IR: For me, having come from the farming world, I really had no idea what I was getting into when I met Matt and signed up to be a part of the Atera team. What it meant to work for him or that kind of restaurant, trying to be the best in the world. I remember one of the first months telling Jamie (Young, former Atera chef de cuisine) “I don’t know what I’m doing – I have all this kitchen work and I don’t know how to complete it”. Jamie said you have to watch Michele Bras – Inventing Cuisine. That will help you to understand what’s happening here. I went home and I watched it and watched it again, I probably watched it over a dozen times over the course of my tenure at Atera, because it was a world I had no interaction with previously. Since then, I’ve come to understand better how restaurants at the highest levels work.
The garden at Olmsted is one of the most beautiful and Instagrammed places in the New York this summer. Can you tell us about what you have going on there?
IR: It’s set up in two beds. The outer bed is an example of things we use. Sunchokes, fiddlehead ferns and asparagus. But just a few feet of each. It’s not enough to support the restaurant. Then the inner bed is our actual growing of a product to support a dish on the menu. We’re planting radishes on a five week cycle and it’s very lucky that it’s actually worked out that the greens are sufficient to supply all we need. It’s really exciting.
GB: There are a few things that it can keep up with like the lemon balm and nasturtium — it’s more functional than I would have ever expected.
How about the quails? We know they are pets and not food, but are you able to use the eggs?
GB: One of the first things that Ian did while we were building this thing is plant some horseradish. He rooted it and it grew and we do this french toast thing – pain perdu — we caramelize it and put a quail egg on top. Just one bite and we try to do it when we can.
Olmsted has an impressive tea program. Can you tell us how that came about?
IR: That was just about having a relationship with Jeff (Ruiz), who also did the tea program at Atera. That was our way to bring Jeff into the project. And let him showcase what he’s passionate about.
GB: For me it’s two parts, the more talented people with skills around, the more you want to give them the opportunity to share what they’re passionate about. We like Jeff and he has a thing for teas so why not let him have an outlet for that. And then with the garden, we wanted something lunch related… like tea time in the garden.
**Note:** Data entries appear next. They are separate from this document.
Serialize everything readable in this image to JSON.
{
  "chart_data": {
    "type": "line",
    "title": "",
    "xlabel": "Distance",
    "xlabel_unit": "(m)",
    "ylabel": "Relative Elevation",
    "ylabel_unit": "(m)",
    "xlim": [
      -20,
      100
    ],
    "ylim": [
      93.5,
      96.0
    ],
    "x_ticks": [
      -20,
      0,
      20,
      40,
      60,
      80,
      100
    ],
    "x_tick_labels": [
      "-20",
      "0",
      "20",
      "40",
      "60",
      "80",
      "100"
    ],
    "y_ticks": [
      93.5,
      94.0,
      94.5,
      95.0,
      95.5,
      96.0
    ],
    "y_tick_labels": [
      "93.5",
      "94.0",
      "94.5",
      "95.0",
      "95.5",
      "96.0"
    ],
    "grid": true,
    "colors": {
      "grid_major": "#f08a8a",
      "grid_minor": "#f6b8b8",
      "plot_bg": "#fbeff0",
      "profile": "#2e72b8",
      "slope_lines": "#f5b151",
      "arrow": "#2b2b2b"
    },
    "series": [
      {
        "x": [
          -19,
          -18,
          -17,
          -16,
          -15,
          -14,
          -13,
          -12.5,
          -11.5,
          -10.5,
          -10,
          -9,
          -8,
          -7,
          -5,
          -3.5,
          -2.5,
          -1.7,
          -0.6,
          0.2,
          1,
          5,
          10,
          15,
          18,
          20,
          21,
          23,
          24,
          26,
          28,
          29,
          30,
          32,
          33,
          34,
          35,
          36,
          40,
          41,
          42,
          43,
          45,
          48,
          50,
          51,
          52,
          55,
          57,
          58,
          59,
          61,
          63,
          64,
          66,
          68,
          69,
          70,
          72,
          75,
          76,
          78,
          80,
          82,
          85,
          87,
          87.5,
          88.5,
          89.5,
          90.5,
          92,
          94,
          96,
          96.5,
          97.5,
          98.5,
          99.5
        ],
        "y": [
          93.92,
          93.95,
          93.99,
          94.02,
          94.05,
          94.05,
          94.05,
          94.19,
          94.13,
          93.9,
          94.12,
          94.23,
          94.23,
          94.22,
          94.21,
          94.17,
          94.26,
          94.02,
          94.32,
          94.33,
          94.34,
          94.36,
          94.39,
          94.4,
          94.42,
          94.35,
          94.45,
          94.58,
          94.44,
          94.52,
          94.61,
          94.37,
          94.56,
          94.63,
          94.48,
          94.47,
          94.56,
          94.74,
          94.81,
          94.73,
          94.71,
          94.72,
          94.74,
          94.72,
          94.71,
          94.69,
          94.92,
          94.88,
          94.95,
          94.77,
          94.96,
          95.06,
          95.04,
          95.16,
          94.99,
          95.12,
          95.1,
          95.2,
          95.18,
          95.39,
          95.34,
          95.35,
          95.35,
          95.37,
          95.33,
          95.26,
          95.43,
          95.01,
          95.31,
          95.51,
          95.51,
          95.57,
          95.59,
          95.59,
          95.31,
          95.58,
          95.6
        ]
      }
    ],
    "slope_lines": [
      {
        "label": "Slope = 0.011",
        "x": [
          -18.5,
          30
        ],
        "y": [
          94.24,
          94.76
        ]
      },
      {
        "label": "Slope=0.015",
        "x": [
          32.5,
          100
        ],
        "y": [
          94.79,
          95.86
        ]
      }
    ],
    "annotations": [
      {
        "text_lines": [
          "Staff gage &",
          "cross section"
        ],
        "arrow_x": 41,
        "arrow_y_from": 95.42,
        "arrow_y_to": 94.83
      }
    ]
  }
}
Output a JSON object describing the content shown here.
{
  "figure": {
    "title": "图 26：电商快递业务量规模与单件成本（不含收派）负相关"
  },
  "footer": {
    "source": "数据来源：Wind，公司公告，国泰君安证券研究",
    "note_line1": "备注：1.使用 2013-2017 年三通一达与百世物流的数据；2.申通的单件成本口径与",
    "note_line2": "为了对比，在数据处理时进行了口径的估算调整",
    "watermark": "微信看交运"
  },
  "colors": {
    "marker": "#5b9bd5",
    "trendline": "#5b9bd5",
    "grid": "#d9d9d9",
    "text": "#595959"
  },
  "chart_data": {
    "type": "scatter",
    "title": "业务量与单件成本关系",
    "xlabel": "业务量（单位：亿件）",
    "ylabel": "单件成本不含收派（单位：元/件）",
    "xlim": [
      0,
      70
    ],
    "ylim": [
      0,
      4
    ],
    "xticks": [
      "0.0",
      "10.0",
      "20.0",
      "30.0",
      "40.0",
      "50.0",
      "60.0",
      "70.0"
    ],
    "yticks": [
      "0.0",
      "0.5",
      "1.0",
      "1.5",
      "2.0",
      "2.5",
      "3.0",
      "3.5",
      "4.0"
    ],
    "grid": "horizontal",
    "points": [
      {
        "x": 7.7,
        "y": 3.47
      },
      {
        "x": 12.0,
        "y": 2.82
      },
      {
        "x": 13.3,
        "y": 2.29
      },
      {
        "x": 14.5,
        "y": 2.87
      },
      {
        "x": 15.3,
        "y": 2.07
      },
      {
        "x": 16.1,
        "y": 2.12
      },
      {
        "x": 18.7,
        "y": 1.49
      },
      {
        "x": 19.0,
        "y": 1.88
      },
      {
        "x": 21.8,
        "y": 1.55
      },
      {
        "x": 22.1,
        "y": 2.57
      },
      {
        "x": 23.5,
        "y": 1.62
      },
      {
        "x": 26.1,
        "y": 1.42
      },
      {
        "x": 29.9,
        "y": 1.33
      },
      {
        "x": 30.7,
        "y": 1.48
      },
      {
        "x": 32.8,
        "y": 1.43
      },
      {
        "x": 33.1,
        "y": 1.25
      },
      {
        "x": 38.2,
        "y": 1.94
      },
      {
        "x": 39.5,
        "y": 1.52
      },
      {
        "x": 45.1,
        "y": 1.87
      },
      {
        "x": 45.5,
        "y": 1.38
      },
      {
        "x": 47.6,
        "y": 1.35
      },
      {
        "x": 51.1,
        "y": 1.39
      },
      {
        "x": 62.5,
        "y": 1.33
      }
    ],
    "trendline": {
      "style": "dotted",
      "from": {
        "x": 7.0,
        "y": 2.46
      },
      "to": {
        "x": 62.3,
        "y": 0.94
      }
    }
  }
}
Who are some favorite purveyors you’re working with?
IR: Mauer Farm provides our Guinea Hen – it started small buying 25 hens a week. But it grew and we’ve literally dwindled their stocks.
GB: She said thank you – but now I have to close for a while.
Do they only raise Guinea Hens?
IR: I think Guinea Hens is their thing. We had to take a break because it was so successful. But the cool thing is — it started out we had this dish on the menu – Guinea Hen Two ways.. really great, but as we grew, so was the amount we were able to buy.
GB: She also has all these eggs that she didn’t want to fertilize because she didn’t want the farm to get that big – and there is no market for guinea hen eggs – starting out I had never even thought about them, but now we buy them for the chawanmushi. And we’re using the livers in a mousse we run 8-10 jars a night.
IR: Through this one relationship, we have three dishes.
Can you share some of your favorite New York restaurants with us?
GB: I love Casa Mono – it’s been a while since I’ve been been there, but the razor clams when they have them are a favorite. Just roughly chopped garlic and lemon on the plancha.
IR: I’m going to go with my staple. Blue Ribbon Bakery + Kitchen – I spend a lot of my free time there. They offer pulled pork as a topping and it’s amazing. I’ll pretty much add it to anything.